Plenty of pixels, but passable performance

Round the back is a nice, large 2.5in LCD screen with 230,000 pixels. You also get a tiny optical viewfinder, which is handy if you want to reserve battery power or are shooting under bright light conditions. That said, the viewfinder cuts out a lower portion of the scene.

There’s also a rocker control for auto, manual, scene and movie modes, and underneath two small buttons for playback and printing. Beneath these is a circular function control for ISO, flash, macro, timer, and continuous shooting modes. Pressing a central function set button activates a menu for changing certain parameters (in the manual mode, this includes white balance, exposure compensation, metering and My Colours, which lets you adjust the colour mode for skin tones, as well as effects like sepia and black and white).

Canon Ixus 960 IS compact digital camera

Round the back is a nice, large 2.5in, 230,000 pixel LCD screen

At the bottom are two more tiny buttons, one for altering the display mode (all icons/no icons or off) and a menu button. The latter is used for a variety of set-up adjustments plus setting up features such as Face Detection and Image Stabilisation – more on this later. Dig around the bottom and you find a spring-controlled flap for the battery and SD/SDHC card.

Enough of the aesthetics. What does the Ixus 960 offer apart from Face Detection, Image Stabilisation and a plethora of pixels arranged on a 1/1.7in CCD? Well, it’s got a 3.7x 7.7-28.5mm optical zoom (equivalent to 36-133mm on a 35mm camera), ISO settings which run from 80-1600, plus Auto High, shutter speed range from 15-1/1600 sec, image resolution ranging from 4000 x 3000 to 640 x 480 pixels, video that can be shot in XGA (1024 x 768 at 15fps) and VGA resolution (640 x 480 at 30fps), and 18 shooting modes that include portrait, night snapshot, kids and pets (is there a difference?), foliage, snow, and ISO 3200.

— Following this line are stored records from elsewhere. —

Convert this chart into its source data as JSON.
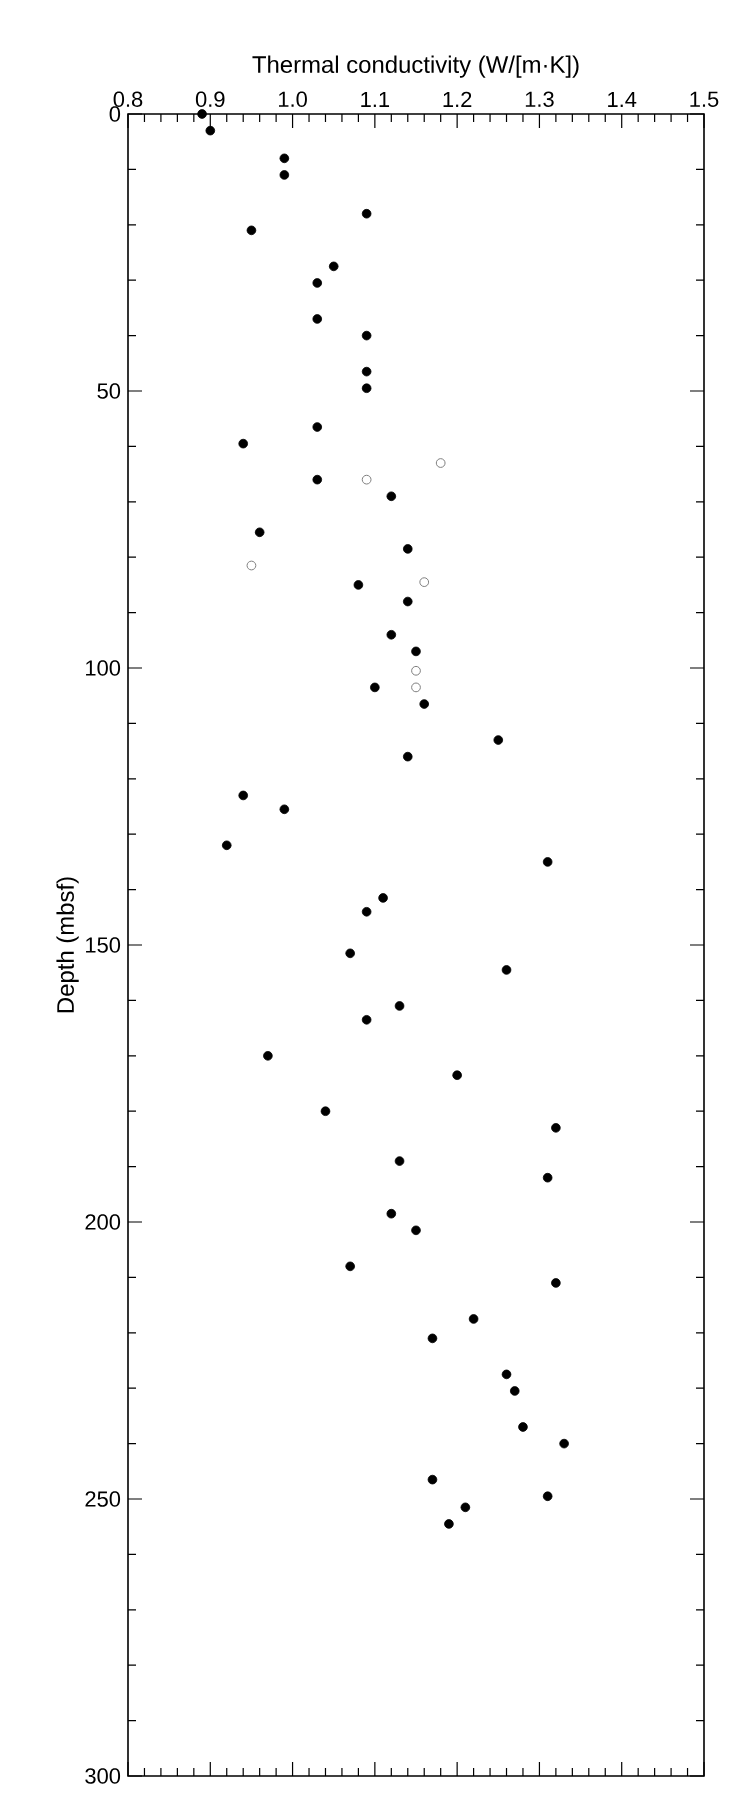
{
  "chart_data": {
    "type": "scatter",
    "xlabel": "Thermal conductivity (W/[m·K])",
    "ylabel": "Depth (mbsf)",
    "xlim": [
      0.8,
      1.5
    ],
    "xticks": [
      0.8,
      0.9,
      {
        "value": 1.0,
        "label": "1.0"
      },
      1.1,
      1.2,
      1.3,
      1.4,
      1.5
    ],
    "ylim": [
      300,
      0
    ],
    "yticks": [
      0,
      50,
      100,
      150,
      200,
      250,
      300
    ],
    "grid": false,
    "series": [
      {
        "color": "#000000",
        "marker": "circle",
        "x": [
          0.89,
          0.9,
          0.99,
          0.99,
          1.09,
          0.95,
          1.05,
          1.03,
          1.03,
          1.09,
          1.09,
          1.09,
          1.03,
          0.94,
          1.03,
          1.12,
          0.96,
          1.14,
          1.08,
          1.14,
          1.12,
          1.15,
          1.1,
          1.16,
          1.25,
          1.14,
          0.94,
          0.99,
          0.92,
          1.31,
          1.11,
          1.09,
          1.07,
          1.26,
          1.13,
          1.09,
          0.97,
          1.2,
          1.04,
          1.32,
          1.13,
          1.31,
          1.12,
          1.15,
          1.07,
          1.32,
          1.22,
          1.17,
          1.26,
          1.27,
          1.28,
          1.33,
          1.17,
          1.31,
          1.21,
          1.19
        ],
        "values": [
          0,
          3,
          8,
          11,
          18,
          21,
          27.5,
          30.5,
          37,
          40,
          46.5,
          49.5,
          56.5,
          59.5,
          66,
          69,
          75.5,
          78.5,
          85,
          88,
          94,
          97,
          103.5,
          106.5,
          113,
          116,
          123,
          125.5,
          132,
          135,
          141.5,
          144,
          151.5,
          154.5,
          161,
          163.5,
          170,
          173.5,
          180,
          183,
          189,
          192,
          198.5,
          201.5,
          208,
          211,
          217.5,
          221,
          227.5,
          230.5,
          237,
          240,
          246.5,
          249.5,
          251.5,
          254.5
        ]
      },
      {
        "color": "#808080",
        "marker": "open circle",
        "x": [
          1.18,
          1.09,
          0.95,
          1.16,
          1.15,
          1.15
        ],
        "values": [
          63,
          66,
          81.5,
          84.5,
          100.5,
          103.5
        ]
      }
    ]
  }
}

Switch on is fast and you can get shooting in less than a couple of seconds. But this was not the friendliest of cameras to use in terms of operation. The image stabilisation setting, for example, is buried within a menu (it’s third from last on a list of 14 functions and not even on the first menu page). No doubt Canon will argue that it's best left on most of the time, but we think it should be more easily accessible.